Friday, July 30, 2010

Mazel Tov

Excuse me everyone... WHAT IS THE DEAL WITH THE OBSESSION OVER CHELSEA CLINTON'S WEDDING? Sorry, pardon my caps lock but I DON'T GET IT. Please tell me you have noticed this absolute media obsession going on right now. Ummm when did the world start caring about Chelsea Clinton? Oh right, when she discovered a hair straightener. She's getting married! Yay!

Side note: While I have always liked Chelsea, my real true love of the Clinton administration was Socks Clinton... remember him? It was the white paws that got me. Funny story really fast: My family has always played a game called the Initial Game, it's kind of like 20 questions. You give the initials of someone and the other people have to guess using yes/no questions who the person is. It's great for dinners and long car rides, or other times when my family has nothing left to say to each other. The funniest initials that goes down in Wilinsky history were SC for Socks Clinton given by my Dad. ("Is this person political?" "Yes, kind of" "Is this person famous?" "You could say so") Runner up for the next best initials were WB for Wolf Blitzer given by my brother when he was like 6.

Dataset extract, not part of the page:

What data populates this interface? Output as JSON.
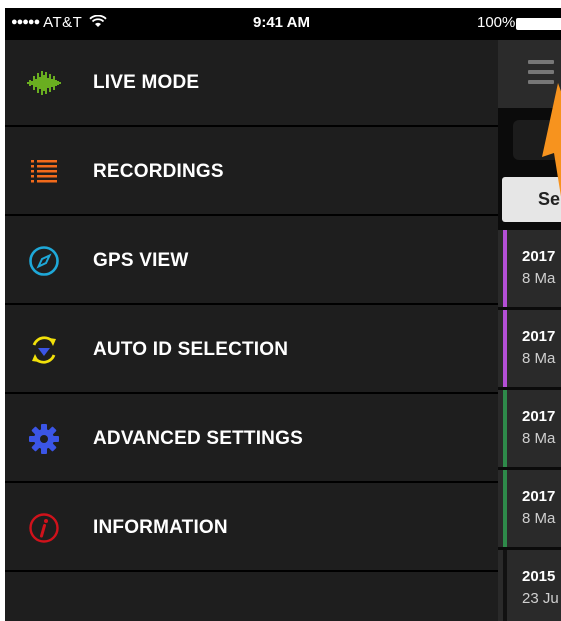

Anyway...what was my point? CHELSEA WATCH 2K10. If you've been living under a rock, I'll describe what's been happening. For the past few weeks, Chelsea Clinton's upcoming nuptials to investment banker, Marc Mezvinsky have led every major news program I've watched. Here, here, here, here, here to name a few. My favorite headline comes from Politico: "Chelsea's Wedding, What We Know." Can you say media obsession? There are countdowns and dress analysts and segments on "how to get her look for less." There has even been a no fly zone instituted over part of New York to prohibit paparazzi helicopters- all covering the wedding of a girl who they only started caring about after she kind of got pretty after many excruciatingly frizzy-haired, awkward years in the White House. Yesterday on the Today Show, they had Natalie Moralis on location for like 5 minutes (broadcasting eternity) then pitched to a full blown interview with 2 party planners to analyze everything from the guest list to the toilets. This went on for additional 5 minutes. I was sitting there, getting ready for work, with my jaw dropped.

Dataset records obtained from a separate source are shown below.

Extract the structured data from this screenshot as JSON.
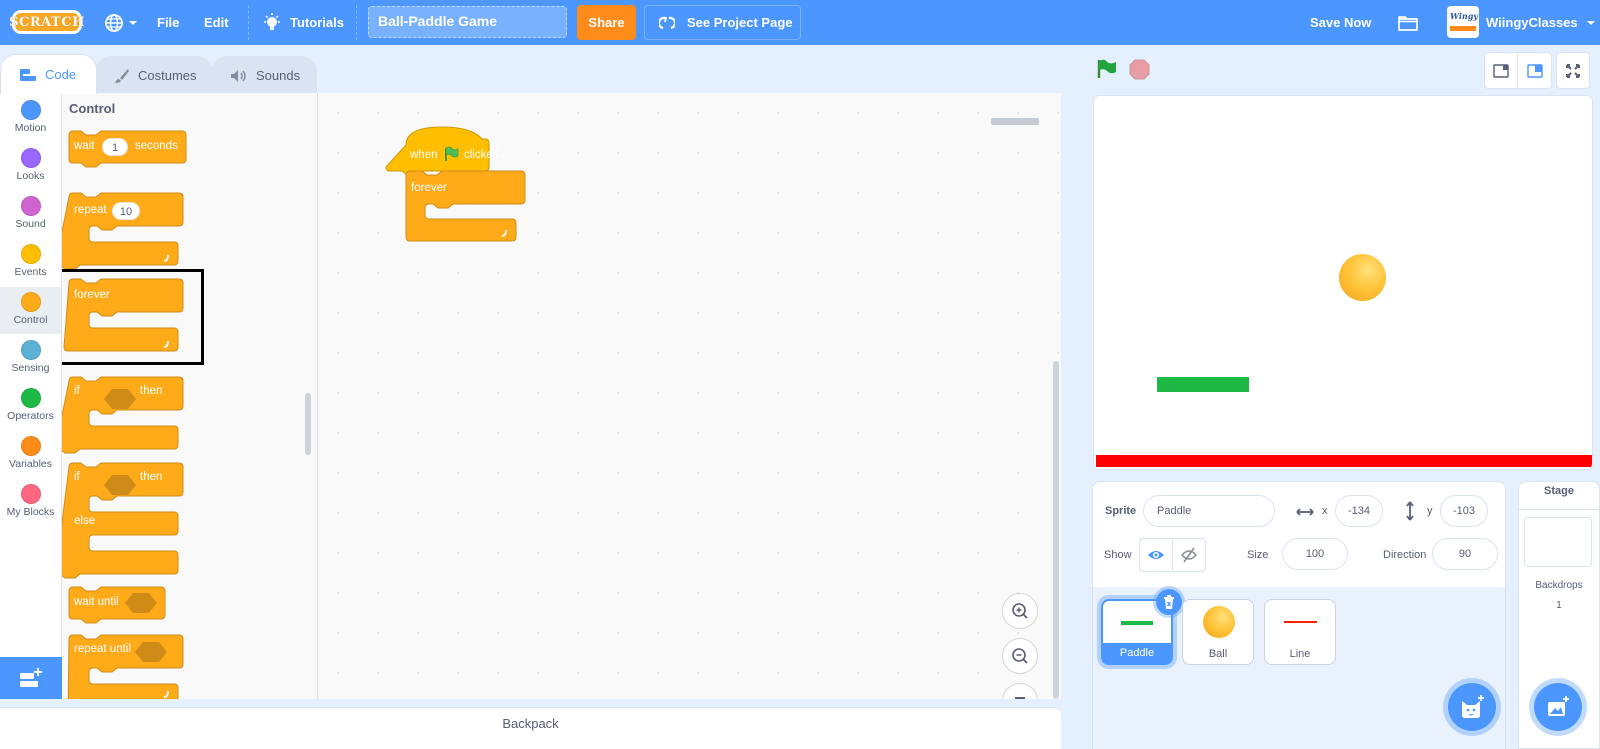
{
  "menubar": {
    "logo": "SCRATCH",
    "file_label": "File",
    "edit_label": "Edit",
    "tutorials_label": "Tutorials",
    "project_title": "Ball-Paddle Game",
    "share_label": "Share",
    "see_project_page_label": "See Project Page",
    "save_now_label": "Save Now",
    "username": "WiingyClasses",
    "avatar_text": "Wingy"
  },
  "tabs": [
    {
      "label": "Code",
      "icon": "code-icon",
      "active": true
    },
    {
      "label": "Costumes",
      "icon": "brush-icon",
      "active": false
    },
    {
      "label": "Sounds",
      "icon": "speaker-icon",
      "active": false
    }
  ],
  "categories": [
    {
      "label": "Motion",
      "color": "#4c97ff"
    },
    {
      "label": "Looks",
      "color": "#9966ff"
    },
    {
      "label": "Sound",
      "color": "#cf63cf"
    },
    {
      "label": "Events",
      "color": "#ffbf00"
    },
    {
      "label": "Control",
      "color": "#ffab19",
      "active": true
    },
    {
      "label": "Sensing",
      "color": "#5cb1d6"
    },
    {
      "label": "Operators",
      "color": "#59c059"
    },
    {
      "label": "Variables",
      "color": "#ff8c1a"
    },
    {
      "label": "My Blocks",
      "color": "#ff6680"
    }
  ],
  "palette": {
    "title": "Control",
    "blocks": {
      "wait": {
        "label": "wait",
        "value": "1",
        "suffix": "seconds"
      },
      "repeat": {
        "label": "repeat",
        "value": "10"
      },
      "forever": {
        "label": "forever",
        "highlighted": true
      },
      "if_then": {
        "label": "if",
        "suffix": "then"
      },
      "if_else": {
        "label": "if",
        "suffix": "then",
        "else_label": "else"
      },
      "wait_until": {
        "label": "wait until"
      },
      "repeat_until": {
        "label": "repeat until"
      }
    }
  },
  "scripts": {
    "hat": {
      "prefix": "when",
      "suffix": "clicked",
      "icon": "green-flag-icon"
    },
    "forever": {
      "label": "forever"
    }
  },
  "backpack_label": "Backpack",
  "sprite_info": {
    "sprite_label": "Sprite",
    "sprite_name": "Paddle",
    "x_label": "x",
    "x_value": "-134",
    "y_label": "y",
    "y_value": "-103",
    "show_label": "Show",
    "size_label": "Size",
    "size_value": "100",
    "direction_label": "Direction",
    "direction_value": "90"
  },
  "sprites": [
    {
      "name": "Paddle",
      "selected": true,
      "thumb_color": "#1db845"
    },
    {
      "name": "Ball",
      "selected": false,
      "thumb_color": "#ffb300"
    },
    {
      "name": "Line",
      "selected": false,
      "thumb_color": "#ff2200"
    }
  ],
  "stage_pane": {
    "title": "Stage",
    "backdrops_label": "Backdrops",
    "backdrops_count": "1"
  },
  "colors": {
    "accent": "#4c97ff",
    "control": "#ffab19",
    "share": "#ff8c1a",
    "paddle": "#1db845",
    "line": "#ff0000"
  }
}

Ok fine. Bill and Hill are 2 of the most prominent people in country. It's the First Family. She used to be ugly, now she's pretty. The wedding will cost (an estimated) 5-15 million dollars. I just happen to think it's hysterical that she has never exactly been treated as America's Sweetheart and then gasp! someone put a ring on the ugly duckling and now the country cares. I just hope they keep it classy, like my true favorite First Family, and have a 6ft tall giant granite cross for the photo ops.